Joel Kovel is a noted Marxist philosopher and ecologist who used to be a psychiatrist. He had the reputation of being one of the most serious Marxist-oriented psychiatrists in the nation. This led me to make an appointment with him in the early 1980s for an evaluation. Shortly after this session, Joel wrote an article in Z Magazine explaining why he was quitting the psychiatry profession. It was an exercise in futility basically he confessed. I always wondered if my one session with him factored into his decision.

Joel has always described himself as a Frankfurter but I wasn't sure what that means. Now that I have studied Adorno and Horkheimer, it all makes sense. This Frankfurter stuff would naturally tend to make one open to all sorts of green-green foolishness.

I sent Joel an attack I made on Deep Ecology last year and he thought I was much "too sectarian." When you look at his article in the collection "Environmental Philosophy," you can see the heavy hand of the Frankfurters on his thinking.

The title of the article is "The Marriage of Radical Ecologies." In it he extols the English Romantic Poet William Blake and tries to show the Deep Ecologists that the Marxists are not as bad as they're cracked up to be. He says that they can unite around the notion of the "sacred." So what's this "sacred" business about anyhow. I enjoy a Gregorian Chant as much as the next person but everything in its place, you know. Joel says:

"In a money economy, nothing can be sacred, since to be sacred means to be nonexchangeable, while a fully developed 'market' puts everything on the block. Social movements that seek to restore a sense of the sacred are already undertaking, therefore, a potentially powerful critique of capitalism. No doubt, this is easily co-optable and often squandered. It easily becomes irrational, self-indulgent posturing when not connected with real social critique. It is especially galling to witness the comfortable, empty-headed spectacles of the New Age when one recognizes the emancipatory power in their originating impulse. However, those who only have room for a 'real social critique', with no sense of the sacred, no drive, that is, to overcome the ontology of capital as well as its political economy, are certainly no less stunted in their politics, nor can they overcome the domination of nature."

Excuse me for being blunt, but this sort of thinking hardly represents an attempt to reconcile Marxism with Deep Ecology. It is an *adaptation* to Deep Ecology. This question of the "domination of nature" is false since it ignores the *class* question. The reason there is pollution and environmental despoliation has nothing to do with a disbelief in the "sacred." It has to do with the relentless drive of capitalism for profit. The Frankfurters believe that the problem is the domination of nature. Marxists, on the other hand, believe that the problem is the capitalist system.

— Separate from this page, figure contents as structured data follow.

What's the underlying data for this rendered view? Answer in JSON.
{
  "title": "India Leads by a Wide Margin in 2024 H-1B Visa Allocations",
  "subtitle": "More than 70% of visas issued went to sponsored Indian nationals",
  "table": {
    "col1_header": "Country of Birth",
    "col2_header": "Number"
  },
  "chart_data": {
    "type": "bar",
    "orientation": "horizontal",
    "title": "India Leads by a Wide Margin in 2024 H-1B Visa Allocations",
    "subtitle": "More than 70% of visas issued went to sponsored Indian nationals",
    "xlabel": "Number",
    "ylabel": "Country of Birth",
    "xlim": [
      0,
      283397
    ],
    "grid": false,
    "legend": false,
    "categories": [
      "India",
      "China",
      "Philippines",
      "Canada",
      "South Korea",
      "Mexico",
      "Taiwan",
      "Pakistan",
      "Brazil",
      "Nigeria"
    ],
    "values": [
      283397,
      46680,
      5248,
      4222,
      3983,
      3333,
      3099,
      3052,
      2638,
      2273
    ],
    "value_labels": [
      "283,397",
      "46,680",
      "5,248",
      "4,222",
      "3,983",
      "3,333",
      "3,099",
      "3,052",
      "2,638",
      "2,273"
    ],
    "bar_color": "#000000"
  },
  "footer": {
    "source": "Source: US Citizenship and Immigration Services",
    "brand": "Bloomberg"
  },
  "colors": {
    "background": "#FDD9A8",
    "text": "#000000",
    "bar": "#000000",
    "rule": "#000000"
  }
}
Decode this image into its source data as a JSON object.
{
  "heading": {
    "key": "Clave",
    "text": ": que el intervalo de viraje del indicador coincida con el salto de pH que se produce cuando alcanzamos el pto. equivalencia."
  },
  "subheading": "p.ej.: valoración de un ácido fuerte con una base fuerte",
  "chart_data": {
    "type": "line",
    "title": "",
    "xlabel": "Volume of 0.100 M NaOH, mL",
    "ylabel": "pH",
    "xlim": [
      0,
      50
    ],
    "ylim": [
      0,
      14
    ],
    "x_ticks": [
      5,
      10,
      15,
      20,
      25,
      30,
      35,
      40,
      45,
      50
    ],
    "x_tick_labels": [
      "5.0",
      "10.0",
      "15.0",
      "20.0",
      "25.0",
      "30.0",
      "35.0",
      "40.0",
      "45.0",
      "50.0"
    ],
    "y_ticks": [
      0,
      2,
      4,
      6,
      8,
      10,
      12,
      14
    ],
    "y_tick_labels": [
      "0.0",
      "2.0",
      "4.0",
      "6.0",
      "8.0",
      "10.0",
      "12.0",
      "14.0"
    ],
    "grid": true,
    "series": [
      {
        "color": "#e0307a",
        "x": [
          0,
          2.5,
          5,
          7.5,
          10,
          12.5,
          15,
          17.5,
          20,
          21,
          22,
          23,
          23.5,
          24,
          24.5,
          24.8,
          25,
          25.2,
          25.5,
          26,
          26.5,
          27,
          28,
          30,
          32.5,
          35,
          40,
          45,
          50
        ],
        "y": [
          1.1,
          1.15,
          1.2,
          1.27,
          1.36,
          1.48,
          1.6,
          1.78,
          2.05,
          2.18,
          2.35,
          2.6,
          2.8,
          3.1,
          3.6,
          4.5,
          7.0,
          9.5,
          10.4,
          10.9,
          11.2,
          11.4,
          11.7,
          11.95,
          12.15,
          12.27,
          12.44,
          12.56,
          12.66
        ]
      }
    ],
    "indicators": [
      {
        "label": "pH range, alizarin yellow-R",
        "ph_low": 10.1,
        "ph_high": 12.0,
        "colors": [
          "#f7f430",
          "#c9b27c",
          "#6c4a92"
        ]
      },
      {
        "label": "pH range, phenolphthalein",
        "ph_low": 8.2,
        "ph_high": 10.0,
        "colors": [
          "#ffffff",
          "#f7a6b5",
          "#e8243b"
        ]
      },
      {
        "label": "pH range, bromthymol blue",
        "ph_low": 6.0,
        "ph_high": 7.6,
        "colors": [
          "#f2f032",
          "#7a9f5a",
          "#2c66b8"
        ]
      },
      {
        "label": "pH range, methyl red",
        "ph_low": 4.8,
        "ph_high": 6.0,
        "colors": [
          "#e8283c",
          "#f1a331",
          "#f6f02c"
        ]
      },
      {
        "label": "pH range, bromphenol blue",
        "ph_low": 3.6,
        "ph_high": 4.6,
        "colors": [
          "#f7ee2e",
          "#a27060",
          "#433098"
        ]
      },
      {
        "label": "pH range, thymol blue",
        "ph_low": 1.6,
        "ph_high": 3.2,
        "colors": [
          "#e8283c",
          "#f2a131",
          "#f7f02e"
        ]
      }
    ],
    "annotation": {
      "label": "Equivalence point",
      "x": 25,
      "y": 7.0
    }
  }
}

Furthermore, Marxists must advance a precise, scientific and level- headed answer to these problems. We are scientific thinkers not Shamans. Since there is nothing that is intrinsically "sacred," let's leave that sort of notion to the green-greens. The "sacred" like everything else is a social construction. With enough literacy, people will leave the "sacred" behind them. We should find a way to make an alliance around concrete issues with them, but Deep Ecology as an ideology is deeply reactionary.

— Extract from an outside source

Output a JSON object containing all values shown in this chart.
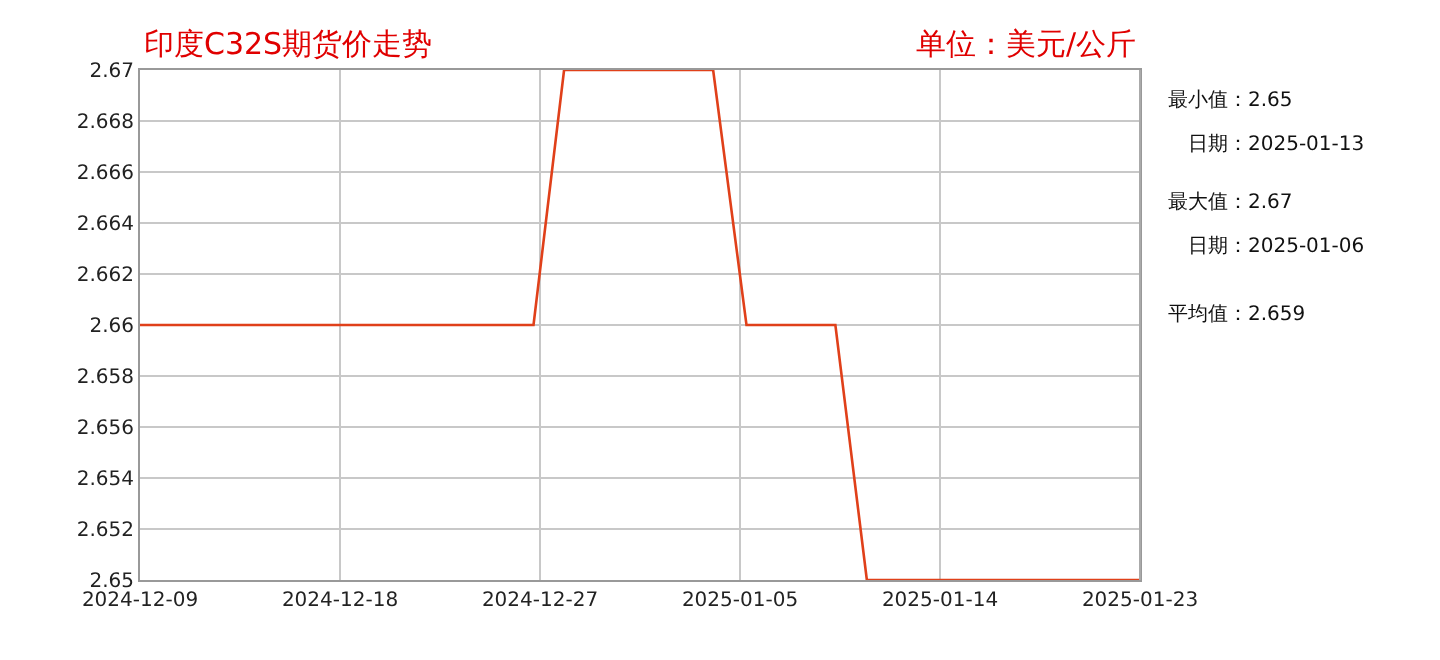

The heritage of the Frankfurter School hangs heavily on the green movement, including the Marxist wing. We need to sharpen our Marxist analysis. The Frankfurt School and post-Modernism only get in the way. Marxism has to be as relentless in its criticism of existing class relations as capitalism is in its drive to maximize profits everywhere it can. Fuzzy notions of the "sacred" just get in the way. They lead to the sort of reactionary sentiments expressed by Shiva and her co-thinkers that subsistence agriculture is the *only* meaningful way of life for the Third World. The people of the Third World should make that decision, not people jet-setting from conference to conference advising Westerners that post-colonial people should reject science and technology.